Primero se dio cita por correo a todas las mujeres; las que no acudieron a la cita recibieron del personal del estudio una visita domiciliaria para reprogramación, generalmente coincidente con la fecha prevista. Se hicieron varios intentos por fomentar la participación y a veces los agentes de extensión del Ministerio de Salud y aun las "damas voluntarias" del Hospital de Liberia participaron en este empeño.

Las tasas de participación de los grupos de edad extremos fueron un poco más bajas que las demás (cuadro 4); las correspondientes a las mujeres menores de 25 años fueron aproximadamente 90% de las del total de mujeres elegibles, mientras que las de mujeres mayores de 75, alcanzaron alrededor de 85% del total. Entre las mujeres más jóvenes hubo muchas difíciles de inscribir, sobre todo si todavía no habían tenido ninguna actividad sexual. Fue mucho más difícil movilizar de su casa a las mujeres de edad y muchas mujeres sencillamente no estaban interesadas.

 

 

La participación de las residentes del sector rural fue ligeramente mayor que la de las residentes de las zonas urbanas, donde las mujeres suelen trabajar más fuera de su casa y tener su propio médico. Las tasas de participación en la ciudad más grande (Liberia) se mantuvieron más bajas que en el resto de los cantones, aunque los equipos de estudio trataron de ampliarlas realizando otras actividades de reclutamiento.

De acuerdo con la evaluación hecha por los entrevistadores sobre la calidad general de las entrevistas, solo 0,2% de las participantes habían dado información poco fiable, 14,9% generalmente fiable y 84,9% sumamente fiable. Las cifras fueron similares con respecto a partes específicas de la entrevista.

 

Participación en los exámenes pélvico y de sangre

Un total de 9 466 de las 10 049 mujeres entrevistadas declararon haber tenido experiencia sexual previa y, por ende, reunían los requisitos para un examen de la pelvis (cuadro 5). Se realizó ese examen a 9 175 (96,9%). A 291 mujeres no se les hizo el examen porque se negaron específicamente a ello (n = 213) o tenían problemas médicos que impedían hacerlo, la mayoría relacionados con la vejez. Se obtuvieron resultados de la citología convencional y las mediciones del pH vaginal de casi todas las que fueron examinadas. Se consiguieron resultados (PapNet) con ayuda de computadora sobre solo 7 375 mujeres por haberse producido un atraso inaceptable en la notificación a mediados del período de inscripción. Es decir, se decidió excluir cierto número de frotis que se habrían notificado más tarde de lo conveniente.
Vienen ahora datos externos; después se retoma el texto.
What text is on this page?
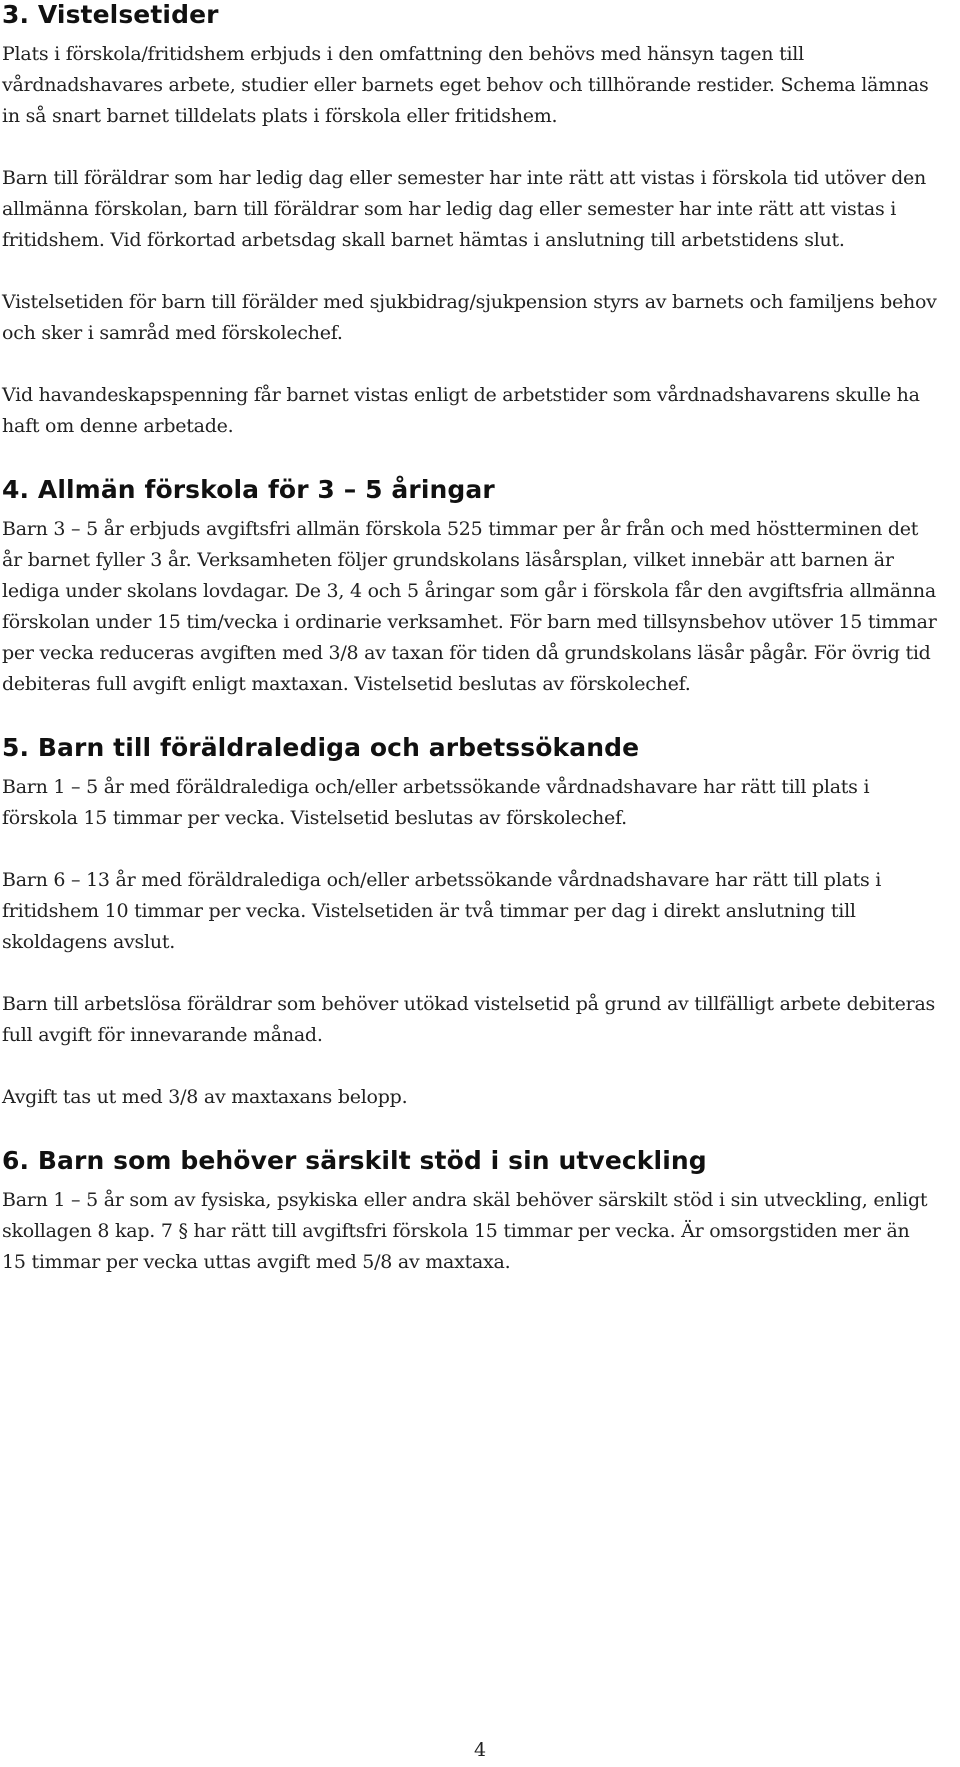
3. Vistelsetider

Plats i förskola/fritidshem erbjuds i den omfattning den behövs med hänsyn tagen till vårdnadshavares arbete, studier eller barnets eget behov och tillhörande restider. Schema lämnas in så snart barnet tilldelats plats i förskola eller fritidshem.

Barn till föräldrar som har ledig dag eller semester har inte rätt att vistas i förskola tid utöver den allmänna förskolan, barn till föräldrar som har ledig dag eller semester har inte rätt att vistas i fritidshem. Vid förkortad arbetsdag skall barnet hämtas i anslutning till arbetstidens slut.

Vistelsetiden för barn till förälder med sjukbidrag/sjukpension styrs av barnets och familjens behov och sker i samråd med förskolechef.

Vid havandeskapspenning får barnet vistas enligt de arbetstider som vårdnadshavarens skulle ha haft om denne arbetade.

4. Allmän förskola för 3 – 5 åringar

Barn 3 – 5 år erbjuds avgiftsfri allmän förskola 525 timmar per år från och med höstterminen det år barnet fyller 3 år. Verksamheten följer grundskolans läsårsplan, vilket innebär att barnen är lediga under skolans lovdagar. De 3, 4 och 5 åringar som går i förskola får den avgiftsfria allmänna förskolan under 15 tim/vecka i ordinarie verksamhet. För barn med tillsynsbehov utöver 15 timmar per vecka reduceras avgiften med 3/8 av taxan för tiden då grundskolans läsår pågår. För övrig tid debiteras full avgift enligt maxtaxan. Vistelsetid beslutas av förskolechef.

5. Barn till föräldralediga och arbetssökande

Barn 1 – 5 år med föräldralediga och/eller arbetssökande vårdnadshavare har rätt till plats i förskola 15 timmar per vecka. Vistelsetid beslutas av förskolechef.

Barn 6 – 13 år med föräldralediga och/eller arbetssökande vårdnadshavare har rätt till plats i fritidshem 10 timmar per vecka. Vistelsetiden är två timmar per dag i direkt anslutning till skoldagens avslut.

Barn till arbetslösa föräldrar som behöver utökad vistelsetid på grund av tillfälligt arbete debiteras full avgift för innevarande månad.

Avgift tas ut med 3/8 av maxtaxans belopp.

6. Barn som behöver särskilt stöd i sin utveckling

Barn 1 – 5 år som av fysiska, psykiska eller andra skäl behöver särskilt stöd i sin utveckling, enligt skollagen 8 kap. 7 § har rätt till avgiftsfri förskola 15 timmar per vecka. Är omsorgstiden mer än 15 timmar per vecka uttas avgift med 5/8 av maxtaxa.

4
Además, se observó que esta técnica agregaba muy poco a la sensibilidad de la detección, al menos en parte porque la calidad general de los frotis convencionales era subóptima para la citología automatizada. En particular, la tinción nuclear tendió a ser leve y una elevada proporción de los frotis mostró algún grado de inflamación y sangre, como es común en esta población. El proceso de tinción de los frotis se mejoró ofreciendo capacitación adicional en marzo de 1994.

 

 

El cuadro 6 muestra los resultados de cada una de las tres lecturas del frotis de Papanicolaou. Es evidente que existen importantes diferencias en el porcentaje de anomalías específicas y en la evaluación de la calidad de los frotis hecha con las distintas técnicas. Al parecer, las técnicas convencionales y de ThinPrep llevaron a diagnosticar un porcentaje muy similar de anomalías (LIEAG o peores), en tanto que PapNet reveló porcentajes menores de estas. Sin embargo, esta comparación no ofrece información sobre la concordancia general de los resultados individuales y las diferencias pueden guardar relación con el intérprete o la técnica. Este asunto será objeto de un análisis detallado y el diagnóstico definitivo se empleará como patrón de oro.

 

 

Se tomó un cervigrama a casi 99% de las pacientes sometidas a examen pélvico y se estimó que un porcentaje similar de los cervigramas realizados habían sido adecuados desde el punto de vista técnico. Alrededor de 5% de los cervigramas se consideraron "positivos" o anormales (cuadro 7). En total, 99,2% de las mujeres entrevistadas dieron una muestra de sangre y se enviaron 89 877 partes alícuotas al depósito del NCI. Todos los envíos sobre hielo seco se recibieron congelados en los Estados Unidos, lo que refleja preparación y seguimiento muy cuidadosos de los envíos internacionales.

 

 

Colposcopia

Se envió a un total de 2 199 pacientes a colposcopia; 1 736 a causa de anomalías en el frotis de Papanicolaou (CEA o peor) o el cervigrama (P0 o peor); 287 fueron referidas por las enfermeras a causa de resultados clínicos anormales, y 176 como controles. Estas últimas se seleccionaron al azar de toda la cohorte, independientemente del diagnóstico de tamizaje, para verificar si las pruebas de detección masiva habían identificado a todos los casos de neoplasia cervicouterina evidentes por colposcopia. De hecho, no se diagnosticó ninguna enfermedad en las 144 controles que habían tenido diagnósticos negativos en el tamizaje.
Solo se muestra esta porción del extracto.